In a predominantly digital world, the notion of recording directly to analog tape could be interpreted as simply inane. Although the computer-less process may seem almost anachronistic, producer Mike Terry is masterful at exploiting it. The resulting disc exudes a pervasive warmth and, furthermore, harbors an unutterable quality unique to classic recordings.
The album's opening track "Rebels In The Roses" best captures Everest's earnest, folk-tinged essence. Sprawling acoustic guitars are fortified by lightly-distorted, meticulously strummed licks and fervent melodies are neatly sewn together with sporadic additions of Hammond organ. Front man Russell Pollard craggily croons his way to the forefront in a seemingly bashful demeanor. And he sheepishly confesses: "If you find me I'll be yours in a heartbeat."

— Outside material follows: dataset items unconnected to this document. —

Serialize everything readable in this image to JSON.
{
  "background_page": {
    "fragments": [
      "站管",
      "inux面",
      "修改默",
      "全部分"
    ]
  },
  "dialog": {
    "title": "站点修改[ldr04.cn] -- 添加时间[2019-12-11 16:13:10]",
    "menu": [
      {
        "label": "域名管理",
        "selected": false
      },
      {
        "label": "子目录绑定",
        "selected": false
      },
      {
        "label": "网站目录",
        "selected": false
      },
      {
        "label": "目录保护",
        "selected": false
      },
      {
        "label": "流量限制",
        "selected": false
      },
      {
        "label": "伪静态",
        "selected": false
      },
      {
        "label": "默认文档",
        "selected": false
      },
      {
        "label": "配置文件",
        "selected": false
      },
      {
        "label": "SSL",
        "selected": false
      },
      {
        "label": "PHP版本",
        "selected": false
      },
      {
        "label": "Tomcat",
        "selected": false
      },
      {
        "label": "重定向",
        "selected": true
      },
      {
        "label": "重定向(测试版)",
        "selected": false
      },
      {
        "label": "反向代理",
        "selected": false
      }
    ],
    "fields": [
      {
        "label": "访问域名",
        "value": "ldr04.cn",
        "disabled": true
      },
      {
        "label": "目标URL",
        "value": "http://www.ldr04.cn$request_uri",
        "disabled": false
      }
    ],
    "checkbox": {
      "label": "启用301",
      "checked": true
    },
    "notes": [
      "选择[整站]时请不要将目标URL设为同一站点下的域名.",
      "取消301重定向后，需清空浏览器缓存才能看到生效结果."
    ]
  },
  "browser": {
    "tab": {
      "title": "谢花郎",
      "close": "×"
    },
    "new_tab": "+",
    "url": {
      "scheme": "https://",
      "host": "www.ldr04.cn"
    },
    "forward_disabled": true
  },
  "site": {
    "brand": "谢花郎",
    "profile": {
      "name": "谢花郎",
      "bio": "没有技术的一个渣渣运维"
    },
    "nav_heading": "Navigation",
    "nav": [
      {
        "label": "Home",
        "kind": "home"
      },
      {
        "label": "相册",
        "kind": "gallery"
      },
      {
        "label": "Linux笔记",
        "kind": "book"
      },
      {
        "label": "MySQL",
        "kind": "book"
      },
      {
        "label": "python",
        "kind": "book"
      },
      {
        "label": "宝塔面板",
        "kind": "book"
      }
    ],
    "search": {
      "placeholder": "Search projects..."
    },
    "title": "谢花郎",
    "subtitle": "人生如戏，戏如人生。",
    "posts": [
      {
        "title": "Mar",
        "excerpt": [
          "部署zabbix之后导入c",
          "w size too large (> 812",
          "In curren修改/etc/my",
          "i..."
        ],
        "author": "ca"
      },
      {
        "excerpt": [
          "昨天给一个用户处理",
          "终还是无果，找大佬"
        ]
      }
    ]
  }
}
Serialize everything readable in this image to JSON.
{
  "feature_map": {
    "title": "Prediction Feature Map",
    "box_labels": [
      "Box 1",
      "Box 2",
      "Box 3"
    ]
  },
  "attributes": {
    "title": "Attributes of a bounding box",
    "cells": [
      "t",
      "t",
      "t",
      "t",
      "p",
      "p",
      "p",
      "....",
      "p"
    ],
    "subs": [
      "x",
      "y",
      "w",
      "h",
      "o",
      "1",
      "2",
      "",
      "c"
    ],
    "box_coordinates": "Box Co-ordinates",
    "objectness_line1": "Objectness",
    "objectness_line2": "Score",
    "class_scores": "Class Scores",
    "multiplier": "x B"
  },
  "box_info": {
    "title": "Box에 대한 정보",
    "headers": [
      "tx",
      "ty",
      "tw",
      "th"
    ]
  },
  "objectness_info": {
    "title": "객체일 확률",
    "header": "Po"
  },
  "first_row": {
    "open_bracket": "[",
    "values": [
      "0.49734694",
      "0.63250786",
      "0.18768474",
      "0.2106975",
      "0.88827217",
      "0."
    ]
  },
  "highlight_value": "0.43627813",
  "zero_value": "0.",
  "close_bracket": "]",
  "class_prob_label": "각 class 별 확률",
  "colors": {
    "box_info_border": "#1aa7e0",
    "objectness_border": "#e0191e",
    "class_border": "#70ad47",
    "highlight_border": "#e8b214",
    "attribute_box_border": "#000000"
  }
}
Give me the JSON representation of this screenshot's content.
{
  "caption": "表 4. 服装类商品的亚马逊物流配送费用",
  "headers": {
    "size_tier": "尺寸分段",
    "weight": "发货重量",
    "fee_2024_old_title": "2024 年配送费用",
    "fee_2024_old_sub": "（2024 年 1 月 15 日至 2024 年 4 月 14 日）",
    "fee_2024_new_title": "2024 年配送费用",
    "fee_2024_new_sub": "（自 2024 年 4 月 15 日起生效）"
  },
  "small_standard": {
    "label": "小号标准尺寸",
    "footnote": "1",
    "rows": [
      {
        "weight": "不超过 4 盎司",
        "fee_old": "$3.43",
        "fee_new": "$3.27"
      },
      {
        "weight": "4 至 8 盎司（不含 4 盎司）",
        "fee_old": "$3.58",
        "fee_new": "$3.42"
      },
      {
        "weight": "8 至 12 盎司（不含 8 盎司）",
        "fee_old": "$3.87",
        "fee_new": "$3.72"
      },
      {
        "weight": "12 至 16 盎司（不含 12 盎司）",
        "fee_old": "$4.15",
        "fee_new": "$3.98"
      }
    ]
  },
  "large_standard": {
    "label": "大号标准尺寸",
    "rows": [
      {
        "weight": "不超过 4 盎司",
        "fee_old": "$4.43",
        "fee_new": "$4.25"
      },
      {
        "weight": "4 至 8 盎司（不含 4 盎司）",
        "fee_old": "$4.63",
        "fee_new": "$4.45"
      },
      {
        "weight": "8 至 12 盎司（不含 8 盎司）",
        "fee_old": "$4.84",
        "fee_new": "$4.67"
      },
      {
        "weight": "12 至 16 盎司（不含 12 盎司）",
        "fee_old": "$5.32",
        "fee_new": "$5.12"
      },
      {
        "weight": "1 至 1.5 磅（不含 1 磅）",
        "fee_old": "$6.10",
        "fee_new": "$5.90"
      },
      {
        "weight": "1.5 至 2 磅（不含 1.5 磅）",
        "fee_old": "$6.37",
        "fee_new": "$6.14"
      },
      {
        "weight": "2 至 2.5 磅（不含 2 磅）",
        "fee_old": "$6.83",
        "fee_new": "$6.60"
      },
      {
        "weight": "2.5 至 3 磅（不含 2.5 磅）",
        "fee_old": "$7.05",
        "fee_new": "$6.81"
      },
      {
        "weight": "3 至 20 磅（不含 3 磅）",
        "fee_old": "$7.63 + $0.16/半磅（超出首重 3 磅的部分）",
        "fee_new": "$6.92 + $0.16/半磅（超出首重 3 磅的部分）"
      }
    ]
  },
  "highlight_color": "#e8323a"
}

There is a certain fragile sense of hope surrounding every utterance that simply reverberates through your bones. Similarly, "Trees" finds Pollard down on his knees once more, beseeching forgiveness. His tattered tone is brimming with such conviction that it pains you not to listen to the man.
The deftly devised moments in which Everest shine the most are undoubtedly the softer ones. For it is Pollard's back-breaking vocals amidst the near-silence that impart a distinctive depth and poignancy. Reposeful tunes like "Angry Storm" and "Standing By" engage the listener through delicately arranged yet powerfully persuasive deliverances, proving that the band members are indeed capable of relaying all the experience that they have collectively garnered.
Pollard has undoubtedly found his duties increasingly onerous. Yet Ghost Notes is an effectual alt-country-rock tour de force that never seems to lose momentum. Perhaps Everest are as indefatigable as the name suggests.